En el Congreso del Estado de Sinaloa ya no se legisla con ideas, se legisla con reflejo. Cuando algo incomoda no se discute, se acomoda; cuando estorba no se defiende, se armoniza. Así, sin mayores sobresaltos ni debates de fondo, se consumó la desaparición del CEAIPES, uno de los últimos organismos autónomos que todavía tenían la osadía de revisar, preguntar y dejar constancia de lo que al poder no le gusta que se sepa. Eso sí, nadie le diga desaparición, porque aquí las cosas no se eliminan, se “optimizan”, se “reordenan” o se “alinean”, palabras bonitas para no decir que se quitó de en medio a quien ya no resultaba cómodo.

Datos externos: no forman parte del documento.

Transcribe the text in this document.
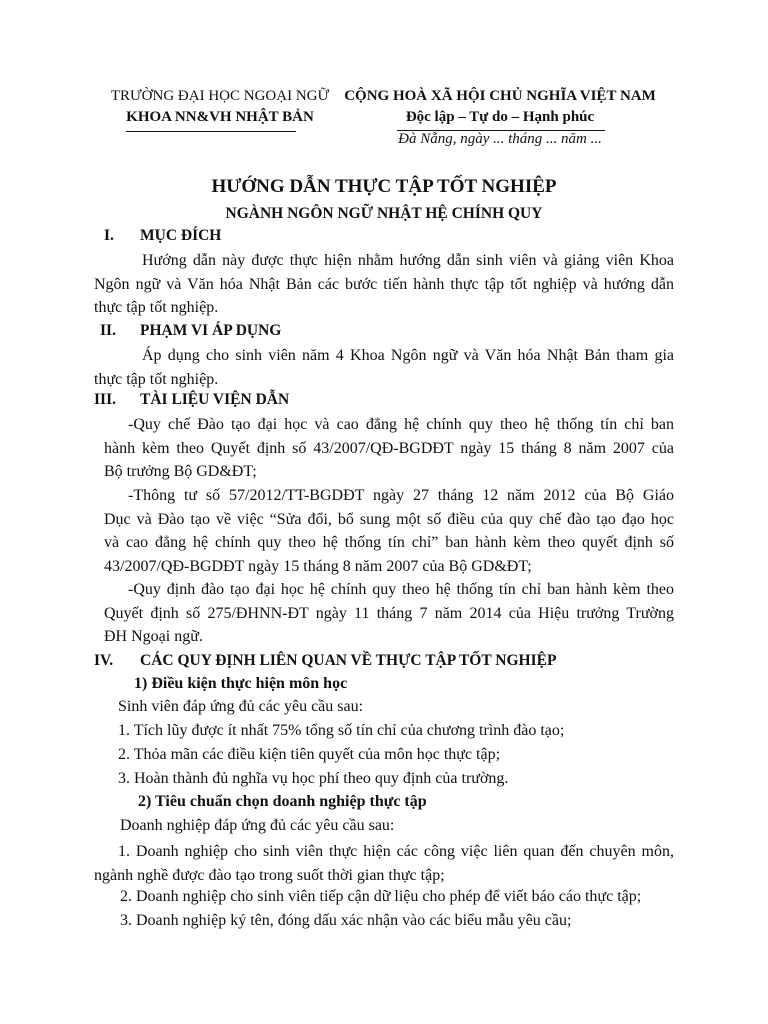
TRƯỜNG ĐẠI HỌC NGOẠI NGỮ
KHOA NN&VH NHẬT BẢN
CỘNG HOÀ XÃ HỘI CHỦ NGHĨA VIỆT NAM
Độc lập – Tự do – Hạnh phúc
Đà Nẵng, ngày ... tháng ... năm ...
HƯỚNG DẪN THỰC TẬP TỐT NGHIỆP
NGÀNH NGÔN NGỮ NHẬT HỆ CHÍNH QUY
I. MỤC ĐÍCH
Hướng dẫn này được thực hiện nhằm hướng dẫn sinh viên và giảng viên Khoa
Ngôn ngữ và Văn hóa Nhật Bản các bước tiến hành thực tập tốt nghiệp và hướng dẫn
thực tập tốt nghiệp.
II. PHẠM VI ÁP DỤNG
Áp dụng cho sinh viên năm 4 Khoa Ngôn ngữ và Văn hóa Nhật Bản tham gia
thực tập tốt nghiệp.
III. TÀI LIỆU VIỆN DẪN
-Quy chế Đào tạo đại học và cao đẳng hệ chính quy theo hệ thống tín chỉ ban
hành kèm theo Quyết định số 43/2007/QĐ-BGDĐT ngày 15 tháng 8 năm 2007 của
Bộ trưởng Bộ GD&ĐT;
-Thông tư số 57/2012/TT-BGDĐT ngày 27 tháng 12 năm 2012 của Bộ Giáo
Dục và Đào tạo về việc “Sửa đổi, bổ sung một số điều của quy chế đào tạo đạo học
và cao đẳng hệ chính quy theo hệ thống tín chỉ” ban hành kèm theo quyết định số
43/2007/QĐ-BGDĐT ngày 15 tháng 8 năm 2007 của Bộ GD&ĐT;
-Quy định đào tạo đại học hệ chính quy theo hệ thống tín chỉ ban hành kèm theo
Quyết định số 275/ĐHNN-ĐT ngày 11 tháng 7 năm 2014 của Hiệu trưởng Trường
ĐH Ngoại ngữ.
IV. CÁC QUY ĐỊNH LIÊN QUAN VỀ THỰC TẬP TỐT NGHIỆP
1) Điều kiện thực hiện môn học
Sinh viên đáp ứng đủ các yêu cầu sau:
1. Tích lũy được ít nhất 75% tổng số tín chỉ của chương trình đào tạo;
2. Thỏa mãn các điều kiện tiên quyết của môn học thực tập;
3. Hoàn thành đủ nghĩa vụ học phí theo quy định của trường.
2) Tiêu chuẩn chọn doanh nghiệp thực tập
Doanh nghiệp đáp ứng đủ các yêu cầu sau:
1. Doanh nghiệp cho sinh viên thực hiện các công việc liên quan đến chuyên môn,
ngành nghề được đào tạo trong suốt thời gian thực tập;
2. Doanh nghiệp cho sinh viên tiếp cận dữ liệu cho phép để viết báo cáo thực tập;
3. Doanh nghiệp ký tên, đóng dấu xác nhận vào các biểu mẫu yêu cầu;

No hacía falta ser adivino para saber cómo iba a terminar la historia. A nivel nacional ya se había marcado el camino y en Sinaloa, fiel a la costumbre, se decidió no desentonar. Aquí no se debate, se acata; no se cuestiona, se replica. Lo verdaderamente irónico es que muchos de los diputados que hoy levantaron la mano para borrar al CEAIPES son los mismos que hace años exigían su creación con discursos encendidos sobre la falta de transparencia, sobre gobiernos que se revisaban solos y sobre la necesidad de un órgano independiente que garantizara el derecho a saber. Tan convencidos estaban que Sinaloa terminó siendo ejemplo nacional, tanto así que de aquí se tomó referencia para construir el organismo federal, logro que en su momento se presumió como avance democrático y hoy estorba como mueble viejo.
El argumento utilizado fue la nómina, esa excusa todoterreno que sirve para justificar cualquier tijeretazo institucional. Pero la realidad es menos elegante: la nómina no desaparece, el personal no se va y el trabajo sigue ahí. Lo único que cambia es la correa. El CEAIPES seguirá existiendo con la misma gente y los mismos expedientes, pero ahora rindiéndole cuentas al mismo gobierno que debería vigilar, una joya de diseño político donde el vigilado se convierte en su propio supervisor y se aplaude por hacerlo bien.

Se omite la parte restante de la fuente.